As a graduate student in Cambridge in 1995, I was in a bakery when I turned from the counter to find Hawking in the shop behind me, accompanied by his nurse, whom he had married that summer.
I remember from that passing encounter an admiration for his courage, as it was a painstaking process for him to simply get into the bakery and have a look at what was on offer. That he insisted on doing that, to say nothing of carrying on his academic career, was inspiring.
As was his brilliance, even for those like me who understood little of the physics he explored. The world got used to it, but it remained astonishing that he could do his academic work despite his disability. How does one do physics without scratching out equations on a pad or chalkboard?
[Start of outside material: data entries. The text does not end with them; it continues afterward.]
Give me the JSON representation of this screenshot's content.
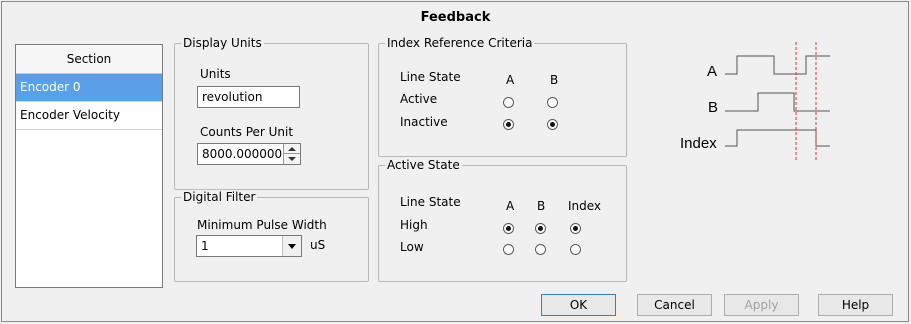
{
  "window": {
    "title": "Feedback"
  },
  "section": {
    "header": "Section",
    "items": [
      {
        "label": "Encoder 0",
        "selected": true
      },
      {
        "label": "Encoder Velocity",
        "selected": false
      }
    ]
  },
  "display_units": {
    "legend": "Display Units",
    "units_label": "Units",
    "units_value": "revolution",
    "counts_label": "Counts Per Unit",
    "counts_value": "8000.000000"
  },
  "digital_filter": {
    "legend": "Digital Filter",
    "min_pulse_label": "Minimum Pulse Width",
    "min_pulse_value": "1",
    "unit": "uS"
  },
  "index_ref": {
    "legend": "Index Reference Criteria",
    "line_state": "Line State",
    "col_a": "A",
    "col_b": "B",
    "row_active": "Active",
    "row_inactive": "Inactive",
    "selected": {
      "A": "Inactive",
      "B": "Inactive"
    }
  },
  "active_state": {
    "legend": "Active State",
    "line_state": "Line State",
    "col_a": "A",
    "col_b": "B",
    "col_index": "Index",
    "row_high": "High",
    "row_low": "Low",
    "selected": {
      "A": "High",
      "B": "High",
      "Index": "High"
    }
  },
  "diagram": {
    "labels": {
      "a": "A",
      "b": "B",
      "index": "Index"
    },
    "marker_color": "#e03030"
  },
  "buttons": {
    "ok": "OK",
    "cancel": "Cancel",
    "apply": "Apply",
    "help": "Help"
  }
}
Hawking’s compositions in physics are thus comparable to the 14-year-old Mozart transcribing Allegri’s Miserere from memory after hearing it once, or Beethoven composing the ninth symphony when deaf. That music and physics use the language of mathematics is not accidental to those towering achievements.
Surely a large part of Hawking’s appeal was that he demonstrated that man’s greatness lies in his capacity — despite the frailty of the flesh he shares with the beasts — to touch the deepest mysteries of meaning, as is done by sublime music and in contemplating the vastness and order of the cosmos. To fully contemplate the vastness of the cosmos requires more than one discipline.